Banyak pekerjaan telah dilakukan dalam psikologi perilaku dalam upaya untuk menjelaskan etiologi perilaku yang merugikan diri sendiri. Dalam ulasan tahun 1990, Belfiore dan Dattilio memeriksa tiga penjelasan yang mungkin. Mereka mengutip Phillips dan Muzaffer (1961) dalam menggambarkan cedera diri sebagai "tindakan yang dilakukan oleh seseorang atas dirinya yang cenderung 'memotong, menghapus, melukai, menghancurkan, untuk membuat 'bagian tubuh yang tidak sempurna. "Studi ini juga menemukan bahwa frekuensi cedera diri lebih tinggi pada wanita tetapi tingkat keparahan cenderung lebih ekstrim pada wanita. laki-laki Belfiore dan Dattilio juga menunjukkan bahwa istilah "melukai diri sendiri" dan "melukai diri sendiri" menipu; deskripsi yang diberikan di atas tidak berbicara dengan maksud dari perilaku tersebut.

Pengkondisian Operan

Perlu dicatat bahwa penjelasan yang melibatkan pengkondisian operan umumnya lebih berguna ketika berhadapan dengan stereotipik self-injury dan kurang berguna dengan perilaku episodik / berulang.

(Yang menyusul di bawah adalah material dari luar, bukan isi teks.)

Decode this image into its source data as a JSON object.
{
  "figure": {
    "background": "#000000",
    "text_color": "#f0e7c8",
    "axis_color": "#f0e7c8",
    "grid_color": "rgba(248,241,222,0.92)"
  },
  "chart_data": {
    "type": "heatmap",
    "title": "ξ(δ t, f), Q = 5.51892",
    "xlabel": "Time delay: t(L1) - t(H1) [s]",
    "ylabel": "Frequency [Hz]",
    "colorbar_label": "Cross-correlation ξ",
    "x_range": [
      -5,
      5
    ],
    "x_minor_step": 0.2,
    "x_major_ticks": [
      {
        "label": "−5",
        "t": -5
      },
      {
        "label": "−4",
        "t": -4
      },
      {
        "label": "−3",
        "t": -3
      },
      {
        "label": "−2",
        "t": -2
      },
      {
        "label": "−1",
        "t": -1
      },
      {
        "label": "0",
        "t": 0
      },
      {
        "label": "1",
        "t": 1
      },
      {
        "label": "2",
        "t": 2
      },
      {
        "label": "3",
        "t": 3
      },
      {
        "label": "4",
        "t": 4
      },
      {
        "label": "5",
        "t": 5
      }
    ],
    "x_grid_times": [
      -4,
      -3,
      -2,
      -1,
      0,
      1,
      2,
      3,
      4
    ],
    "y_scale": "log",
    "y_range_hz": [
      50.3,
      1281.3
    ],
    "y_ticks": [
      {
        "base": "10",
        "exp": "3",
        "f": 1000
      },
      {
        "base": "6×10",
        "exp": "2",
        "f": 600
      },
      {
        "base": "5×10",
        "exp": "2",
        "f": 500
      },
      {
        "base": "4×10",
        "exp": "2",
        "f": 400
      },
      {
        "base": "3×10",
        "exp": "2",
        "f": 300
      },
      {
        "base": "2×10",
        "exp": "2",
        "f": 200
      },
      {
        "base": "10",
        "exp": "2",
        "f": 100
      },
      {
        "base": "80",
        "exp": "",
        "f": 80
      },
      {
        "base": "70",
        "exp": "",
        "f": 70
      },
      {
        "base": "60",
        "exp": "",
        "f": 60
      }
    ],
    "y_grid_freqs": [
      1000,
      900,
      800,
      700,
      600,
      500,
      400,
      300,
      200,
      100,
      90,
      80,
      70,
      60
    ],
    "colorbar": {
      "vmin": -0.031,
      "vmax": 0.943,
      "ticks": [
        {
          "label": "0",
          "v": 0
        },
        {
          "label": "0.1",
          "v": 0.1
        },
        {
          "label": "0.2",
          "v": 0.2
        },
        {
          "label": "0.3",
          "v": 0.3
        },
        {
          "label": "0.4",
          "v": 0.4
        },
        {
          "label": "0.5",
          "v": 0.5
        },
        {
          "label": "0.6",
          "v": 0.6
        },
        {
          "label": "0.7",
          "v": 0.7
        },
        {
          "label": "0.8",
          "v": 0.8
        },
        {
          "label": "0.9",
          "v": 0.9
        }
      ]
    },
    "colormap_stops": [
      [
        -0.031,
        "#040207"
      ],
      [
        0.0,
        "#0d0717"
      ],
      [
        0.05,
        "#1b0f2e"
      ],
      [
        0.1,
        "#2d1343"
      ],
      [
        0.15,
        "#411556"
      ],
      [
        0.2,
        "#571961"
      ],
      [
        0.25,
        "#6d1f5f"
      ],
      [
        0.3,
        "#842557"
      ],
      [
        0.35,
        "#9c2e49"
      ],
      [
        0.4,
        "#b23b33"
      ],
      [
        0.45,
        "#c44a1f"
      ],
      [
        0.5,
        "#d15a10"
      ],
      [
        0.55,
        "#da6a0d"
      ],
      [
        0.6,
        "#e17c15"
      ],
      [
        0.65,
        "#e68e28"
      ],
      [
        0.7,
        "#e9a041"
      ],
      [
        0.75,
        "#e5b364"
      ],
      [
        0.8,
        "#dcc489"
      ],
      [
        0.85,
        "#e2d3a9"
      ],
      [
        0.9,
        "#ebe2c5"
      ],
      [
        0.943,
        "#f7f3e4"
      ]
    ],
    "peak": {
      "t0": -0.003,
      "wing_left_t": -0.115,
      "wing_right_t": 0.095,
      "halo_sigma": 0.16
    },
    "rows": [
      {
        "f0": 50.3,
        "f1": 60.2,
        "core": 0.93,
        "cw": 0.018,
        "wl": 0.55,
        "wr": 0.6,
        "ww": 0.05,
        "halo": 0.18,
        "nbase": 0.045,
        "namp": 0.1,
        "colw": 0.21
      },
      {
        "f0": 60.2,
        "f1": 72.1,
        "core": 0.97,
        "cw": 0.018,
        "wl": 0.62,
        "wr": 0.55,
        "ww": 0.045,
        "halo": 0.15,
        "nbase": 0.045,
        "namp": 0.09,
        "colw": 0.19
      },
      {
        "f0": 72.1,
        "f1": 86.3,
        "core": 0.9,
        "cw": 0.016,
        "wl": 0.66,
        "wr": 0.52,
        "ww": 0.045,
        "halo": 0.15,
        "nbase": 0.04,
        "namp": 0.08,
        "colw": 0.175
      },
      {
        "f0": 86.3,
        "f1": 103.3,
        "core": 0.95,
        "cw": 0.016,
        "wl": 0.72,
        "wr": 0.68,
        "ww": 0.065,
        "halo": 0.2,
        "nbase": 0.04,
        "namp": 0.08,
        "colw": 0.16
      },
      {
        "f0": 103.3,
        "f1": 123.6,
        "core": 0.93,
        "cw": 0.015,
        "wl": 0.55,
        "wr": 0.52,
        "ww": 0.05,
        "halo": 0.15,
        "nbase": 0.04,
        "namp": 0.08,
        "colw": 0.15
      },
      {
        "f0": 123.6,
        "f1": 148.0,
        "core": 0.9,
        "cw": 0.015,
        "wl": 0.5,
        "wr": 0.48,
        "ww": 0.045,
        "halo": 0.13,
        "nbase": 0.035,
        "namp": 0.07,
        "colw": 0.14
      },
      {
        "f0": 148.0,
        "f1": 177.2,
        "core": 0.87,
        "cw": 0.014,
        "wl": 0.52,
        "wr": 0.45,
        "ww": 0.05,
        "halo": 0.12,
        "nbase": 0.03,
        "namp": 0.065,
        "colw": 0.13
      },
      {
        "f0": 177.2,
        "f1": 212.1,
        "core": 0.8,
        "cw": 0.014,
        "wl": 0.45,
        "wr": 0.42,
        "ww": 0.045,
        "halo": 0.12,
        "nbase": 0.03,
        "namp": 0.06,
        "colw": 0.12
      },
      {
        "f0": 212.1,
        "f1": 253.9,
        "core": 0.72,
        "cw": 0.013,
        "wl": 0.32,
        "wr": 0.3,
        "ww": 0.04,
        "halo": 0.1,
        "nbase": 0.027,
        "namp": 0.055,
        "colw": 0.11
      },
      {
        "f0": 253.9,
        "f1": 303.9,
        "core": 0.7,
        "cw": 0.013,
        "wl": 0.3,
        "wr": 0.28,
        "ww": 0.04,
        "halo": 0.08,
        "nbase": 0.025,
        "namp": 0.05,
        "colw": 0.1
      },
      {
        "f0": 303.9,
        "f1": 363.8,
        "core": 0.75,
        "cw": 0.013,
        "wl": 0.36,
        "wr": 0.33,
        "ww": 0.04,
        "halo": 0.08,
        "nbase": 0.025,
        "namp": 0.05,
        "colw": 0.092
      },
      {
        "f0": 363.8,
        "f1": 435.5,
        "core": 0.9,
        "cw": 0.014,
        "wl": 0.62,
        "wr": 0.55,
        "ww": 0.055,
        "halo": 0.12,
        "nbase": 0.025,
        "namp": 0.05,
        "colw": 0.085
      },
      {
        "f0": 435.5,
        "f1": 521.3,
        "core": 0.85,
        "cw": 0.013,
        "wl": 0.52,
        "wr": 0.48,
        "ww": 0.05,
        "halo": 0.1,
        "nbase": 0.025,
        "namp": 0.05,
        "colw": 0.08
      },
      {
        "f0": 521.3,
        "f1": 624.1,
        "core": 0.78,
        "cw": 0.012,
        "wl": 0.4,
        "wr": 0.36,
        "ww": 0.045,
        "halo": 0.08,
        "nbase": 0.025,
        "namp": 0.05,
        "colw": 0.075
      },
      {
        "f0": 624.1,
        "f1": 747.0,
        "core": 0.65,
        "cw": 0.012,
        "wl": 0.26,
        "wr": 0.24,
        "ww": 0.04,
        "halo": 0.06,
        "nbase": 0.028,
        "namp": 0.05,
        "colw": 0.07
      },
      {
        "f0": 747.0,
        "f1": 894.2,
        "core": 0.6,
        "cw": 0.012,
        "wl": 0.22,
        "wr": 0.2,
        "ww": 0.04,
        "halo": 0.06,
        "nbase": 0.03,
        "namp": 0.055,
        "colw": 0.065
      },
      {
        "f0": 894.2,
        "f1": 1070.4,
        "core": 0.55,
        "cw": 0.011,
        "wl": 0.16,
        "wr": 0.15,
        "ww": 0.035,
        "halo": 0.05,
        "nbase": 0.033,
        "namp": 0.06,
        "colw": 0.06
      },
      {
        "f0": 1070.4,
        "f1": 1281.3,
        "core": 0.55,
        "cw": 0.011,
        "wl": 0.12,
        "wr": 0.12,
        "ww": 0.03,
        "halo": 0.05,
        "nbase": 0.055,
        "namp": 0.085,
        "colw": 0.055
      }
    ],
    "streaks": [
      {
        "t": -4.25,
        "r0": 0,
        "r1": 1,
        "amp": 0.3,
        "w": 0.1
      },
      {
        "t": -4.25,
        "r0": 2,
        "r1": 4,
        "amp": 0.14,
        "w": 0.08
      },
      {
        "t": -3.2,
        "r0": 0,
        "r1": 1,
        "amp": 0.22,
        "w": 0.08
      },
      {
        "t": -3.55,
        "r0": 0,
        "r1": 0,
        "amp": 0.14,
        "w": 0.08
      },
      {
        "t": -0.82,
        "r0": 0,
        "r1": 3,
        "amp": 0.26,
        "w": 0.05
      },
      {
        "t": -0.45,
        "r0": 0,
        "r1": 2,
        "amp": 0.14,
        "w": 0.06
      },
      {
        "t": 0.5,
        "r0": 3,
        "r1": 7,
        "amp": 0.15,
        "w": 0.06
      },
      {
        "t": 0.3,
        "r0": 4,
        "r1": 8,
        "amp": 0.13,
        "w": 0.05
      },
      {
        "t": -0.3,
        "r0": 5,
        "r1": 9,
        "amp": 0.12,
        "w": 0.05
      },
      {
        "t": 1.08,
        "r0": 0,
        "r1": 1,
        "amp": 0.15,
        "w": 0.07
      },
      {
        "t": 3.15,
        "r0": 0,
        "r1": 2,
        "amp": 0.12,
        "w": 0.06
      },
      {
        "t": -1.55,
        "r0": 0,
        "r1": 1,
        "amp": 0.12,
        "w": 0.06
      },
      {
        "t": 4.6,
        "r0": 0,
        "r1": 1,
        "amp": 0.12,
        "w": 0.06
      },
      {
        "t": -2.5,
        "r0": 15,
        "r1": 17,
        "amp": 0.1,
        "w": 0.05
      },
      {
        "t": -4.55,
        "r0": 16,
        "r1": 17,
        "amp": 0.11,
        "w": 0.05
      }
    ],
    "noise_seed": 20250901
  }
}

Dua paradigma dikemukakan oleh mereka yang ingin menjelaskan cedera diri dalam hal pengkondisian operan. Salah satunya adalah bahwa individu yang melukai diri sendiri secara positif diperkuat dengan mendapatkan perhatian dan dengan demikian cenderung mengulangi tindakan merugikan diri sendiri. Implikasi lain dari teori ini adalah bahwa stimulasi sensorik yang terkait dengan melukai diri sendiri dapat berfungsi sebagai penguat positif dan dengan demikian menjadi stimulus untuk penyalahgunaan diri lebih lanjut.

Yang lain berpendapat bahwa individu melukai diri sendiri untuk menghilangkan beberapa stimulus permusuhan atau kondisi yang tidak menyenangkan (emosional, fisik, apa pun). Paradigma penguatan negatif ini didukung oleh penelitian yang menunjukkan bahwa intensitas cedera diri dapat ditingkatkan dengan meningkatkan "permintaan" dari suatu situasi. Akibatnya, melukai diri sendiri adalah cara untuk melepaskan diri dari rasa sakit emosional yang tak tertahankan.

Kontingensi Sensorik

Satu hipotesis yang telah lama dipegang adalah bahwa orang yang melukai diri sendiri berusaha memediasi tingkat-tingkat gairah inderawi. Melukai diri sendiri dapat meningkatkan gairah indrawi (banyak responden survei internet mengatakan itu membuat mereka merasa lebih nyata) atau menguranginya dengan menutupi input sensorik yang bahkan lebih menyedihkan daripada menyakiti diri sendiri. Hal ini tampaknya terkait dengan apa yang ditemukan Haines dan Williams (1997): cedera diri memberikan pelepasan / rangsangan fisiologis yang cepat dan dramatis. Cataldo dan Harris (1982) menyimpulkan bahwa teori-teori gairah, meskipun memuaskan dalam kekikiran mereka, perlu mempertimbangkan dasar biologis dari faktor-faktor ini.